The RTX 2070 starts at a very affordable $499, the RTX 2080 at $699, and the RTX 2080 Ti will go for $999, and offer either 8 GB (for 2070/2080) or 11 GB of GDDR6 VRAM for the 2080 Ti.

NVlink replaces the old SLI bridge connector, and interestingly enough on the Quadro cards at least, actually doubles the amount of usable framebuffer memory when you use two cards, as opposed to current SLI scheme where the extra memory is simply redundant.

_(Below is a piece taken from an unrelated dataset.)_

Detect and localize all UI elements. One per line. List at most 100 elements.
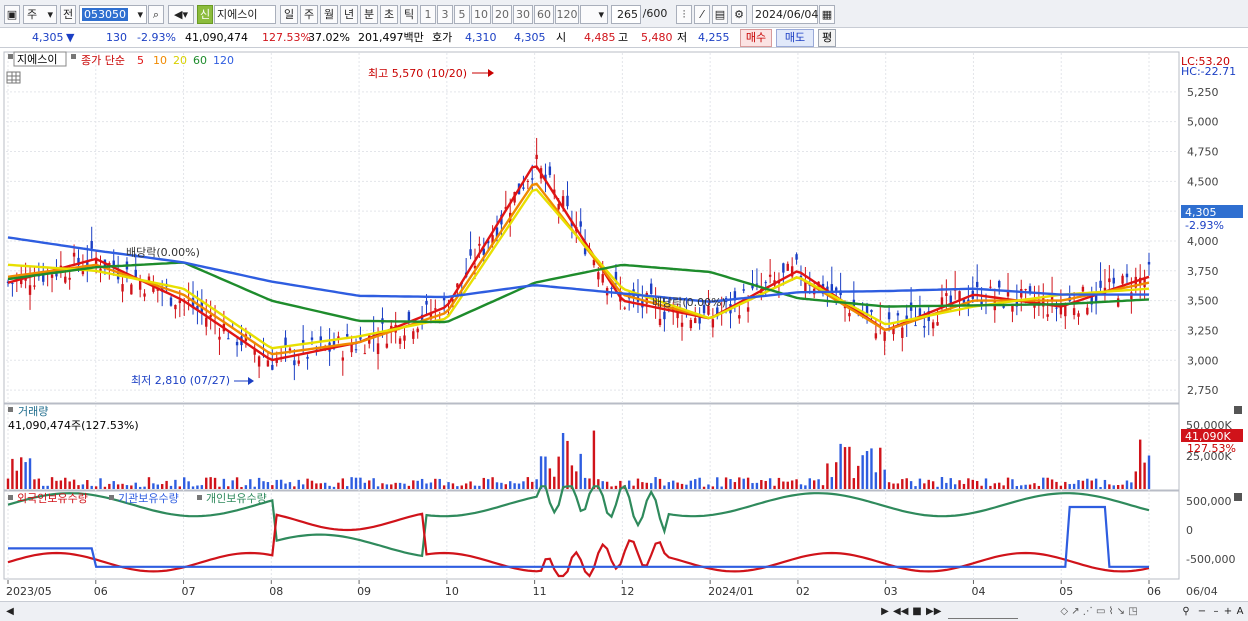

TBD if consumer cards allow this too.

NVIDIA also added a new dedicated VR connector called VirtualLink, although I must say I’m personally much more interested in wireless VR than remaining tethered to my PC, especially for roomscale action games like Beat Saber or Skyrim VR. Still, higher resolution VR headsets are thirsty for all the bandwidth they can get so wireless modules are likely going to be out of the question for many cases.

So it is indeed a great time to be a gamer and an even better time to be NVIDIA, if you follow news of their record-breaking profits.

Even simply providing better reflections (from offscreen objects) will deliver an immediate WOW impact that traditional rasterization cannot provide, as seen in this Battlefield V demo:

AMD certainly has their work cut out for them, given the 499$ USD retail price of the 2070 variants which are sure to be popular for years to come. I advise waiting for in-depth reviews instead of pre-ordering, since there are some variations between vendors in terms of cooling. The ASUS Turbo variant, for example, appears to have inferior cooling to the reference NVIDIA design, which is rather odd, so I would avoid that model unless space was a factor.

Another noteworthy feature on these cards is the inclusion of DSC (digital stream compression) for the DisplayPort 1.4a ports. This adds support for 4K 144hz in HDR10, and 8K60hz, both in 4:4:4 using a visually lossless 3:1 compression mode, extending the current 32.6 gbps bandwidth limit of DP 1.3 / 1.4 /w HBR 3.

This might seem academic at first until you read reviews of ASUS’ latest 4K 144hz G-Sync monitor which doesn’t support DSC, and requires the use of 4:2:2 chroma subsampling to enable HDR10 at 144hz. To many, the loss of sharp text is simply unacceptable, so this means in practice the monitor is limited to 98hz with HDR activated. This is more a limitation of the monitor but something to keep in mind when buying expensive GPUs to power them.

2018 is shaping up to be a great year for graphical eye candy, and NVIDIA is spoiling us here with their hard work. Congrats to all involved. Assuming real-time raytracing performance is as claimed, the RTX is perhaps, without hyperbole, the single most exciting new GPU release since the original 3Dfx Voodoo Graphics (in 1996) and blew everyone’s mind.

Real-time ray tracing at these prices is truly a tectonic shift in the industry and the start of a new wave of spectacular realism.